What should you charge for your work?

We talk to agent Olivia Triggs, photographer David Ryle, and director, illustrator and animator Katy Wang for advice on costing up projects, negotiating fees and deciding how much to charge for your time

Working out what to charge clients can be a confusing process. Even experienced creatives often struggle with costing up their work, and some prefer to leave discussions about fees and budgets to their agents. But if you want to avoid underselling your skills, or losing out on a job because you’ve charged too much, then it helps to have a good idea of what your time and skills are worth.

Director, illustrator and animator Katy Wang has learned the hard way how important it is to negotiate a decent fee, after agreeing a fixed rate upfront for her first project, which turned out to be a much bigger job than she was expecting. “It was a mammoth amount of work for how much I got paid and how little time I had to do it. By the end of the job, I worked out how much I’d actually been paid per hour from the flat fee I received, and it was shockingly low – lower than minimum wage,” she says. “Having that realisation that I probably should have been paid more for the time and energy I spent on the job made me really determined to try and get paid properly for future jobs.”

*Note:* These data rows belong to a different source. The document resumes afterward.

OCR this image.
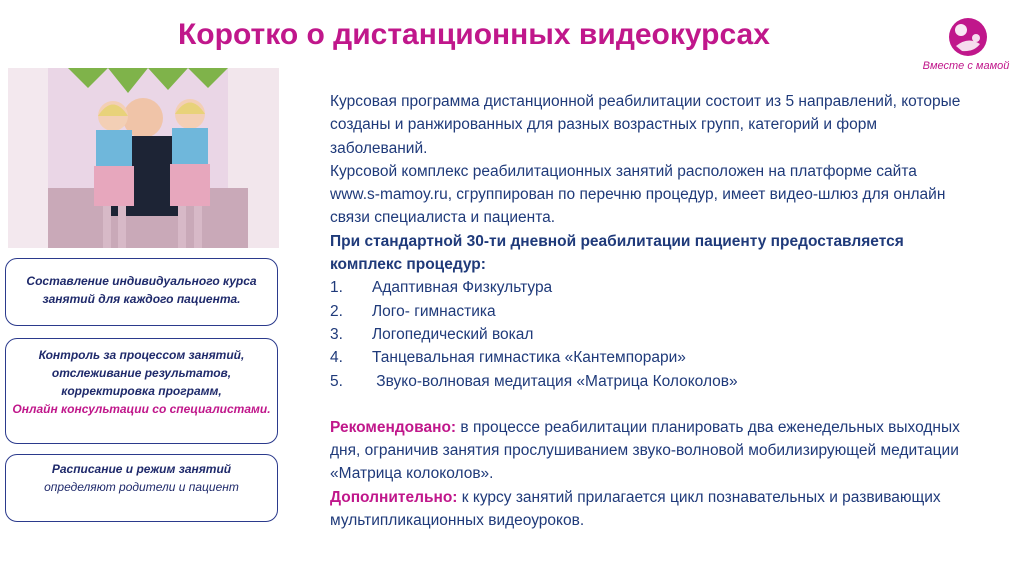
Коротко о дистанционных видеокурсах
Вместе с мамой
Составление индивидуального курса занятий для каждого пациента.
Контроль за процессом занятий, отслеживание результатов, корректировка программ,
Онлайн консультации со специалистами.
Расписание и режим занятий
определяют родители и пациент

Курсовая программа дистанционной реабилитации состоит из 5 направлений, которые созданы и ранжированных для разных возрастных групп, категорий и форм заболеваний.

Курсовой комплекс реабилитационных занятий расположен на платформе сайта www.s-mamoy.ru, сгруппирован по перечню процедур, имеет видео-шлюз для онлайн связи специалиста и пациента.

При стандартной 30-ти дневной реабилитации пациенту предоставляется комплекс процедур:

1.	Адаптивная Физкультура
2.	Лого- гимнастика
3.	Логопедический вокал
4.	Танцевальная гимнастика «Кантемпорари»
5.	Звуко-волновая медитация «Матрица Колоколов»

Рекомендовано: в процессе реабилитации планировать два еженедельных выходных дня, ограничив занятия прослушиванием звуко-волновой мобилизирующей медитации «Матрица колоколов».

Дополнительно: к курсу занятий прилагается цикл познавательных и развивающих мультипликационных видеоуроков.
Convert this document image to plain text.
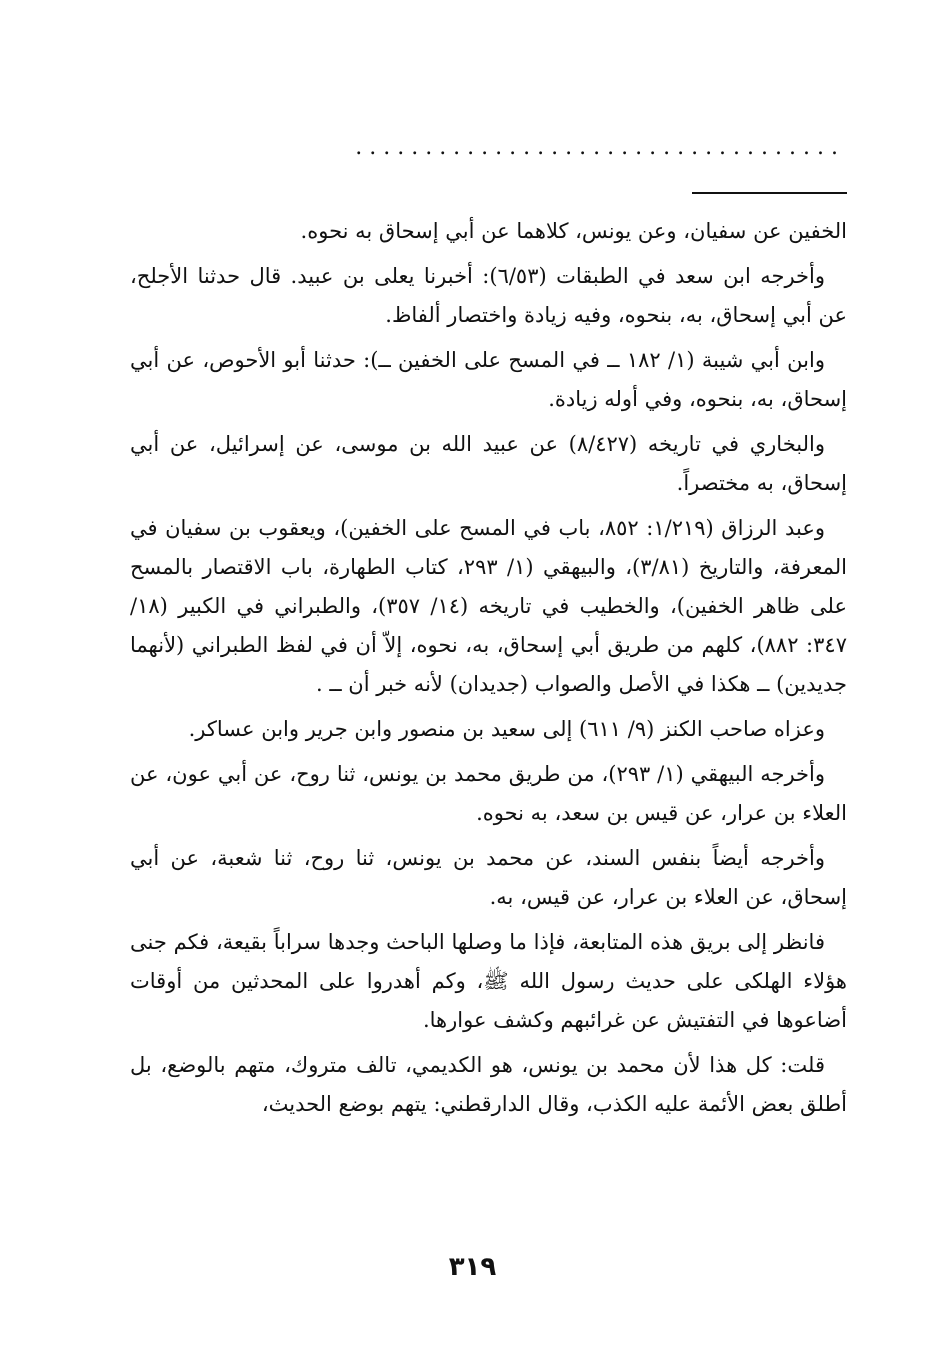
...................................

الخفين عن سفيان، وعن يونس، كلاهما عن أبي إسحاق به نحوه.

وأخرجه ابن سعد في الطبقات (٦/٥٣): أخبرنا يعلى بن عبيد. قال حدثنا الأجلح، عن أبي إسحاق، به، بنحوه، وفيه زيادة واختصار ألفاظ.

وابن أبي شيبة (١/ ١٨٢ ــ في المسح على الخفين ــ): حدثنا أبو الأحوص، عن أبي إسحاق، به، بنحوه، وفي أوله زيادة.

والبخاري في تاريخه (٨/٤٢٧) عن عبيد الله بن موسى، عن إسرائيل، عن أبي إسحاق، به مختصراً.

وعبد الرزاق (١/٢١٩: ٨٥٢، باب في المسح على الخفين)، ويعقوب بن سفيان في المعرفة، والتاريخ (٣/٨١)، والبيهقي (١/ ٢٩٣، كتاب الطهارة، باب الاقتصار بالمسح على ظاهر الخفين)، والخطيب في تاريخه (١٤/ ٣٥٧)، والطبراني في الكبير (١٨/ ٣٤٧: ٨٨٢)، كلهم من طريق أبي إسحاق، به، نحوه، إلاّ أن في لفظ الطبراني (لأنهما جديدين) ــ هكذا في الأصل والصواب (جديدان) لأنه خبر أن ــ .

وعزاه صاحب الكنز (٩/ ٦١١) إلى سعيد بن منصور وابن جرير وابن عساكر.

وأخرجه البيهقي (١/ ٢٩٣)، من طريق محمد بن يونس، ثنا روح، عن أبي عون، عن العلاء بن عرار، عن قيس بن سعد، به نحوه.

وأخرجه أيضاً بنفس السند، عن محمد بن يونس، ثنا روح، ثنا شعبة، عن أبي إسحاق، عن العلاء بن عرار، عن قيس، به.

فانظر إلى بريق هذه المتابعة، فإذا ما وصلها الباحث وجدها سراباً بقيعة، فكم جنى هؤلاء الهلكى على حديث رسول الله ﷺ، وكم أهدروا على المحدثين من أوقات أضاعوها في التفتيش عن غرائبهم وكشف عوارها.

قلت: كل هذا لأن محمد بن يونس، هو الكديمي، تالف متروك، متهم بالوضع، بل أطلق بعض الأئمة عليه الكذب، وقال الدارقطني: يتهم بوضع الحديث،

٣١٩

Wang now avoids giving fixed fees upfront, unless she’s working as an illustrator or animator on a project headed up by someone else. “For this, I charge around £250 to £300 as an animator and £300 as an illustrator/designer,” she explains. Since signing to Blinkink in 2019, she has spent most of her time working on directing jobs, and tends to receive a fee of around 10% of the overall budget for a project for direction, with extra work such as animation, design or storyboarding charged at an additional day rate. “When I started, 10% didn’t sound like much, but then I learnt that commercial budgets are usually in the tens of thousands of pounds, even hundreds of thousands sometimes,” she adds.

Having representation means Wang no longer has to negotiate fees directly with clients for directing jobs, and can ensure she is paid “proper industry rates” for her time. But for everything else, she admits there’s still no easy answer to the question of what should you charge.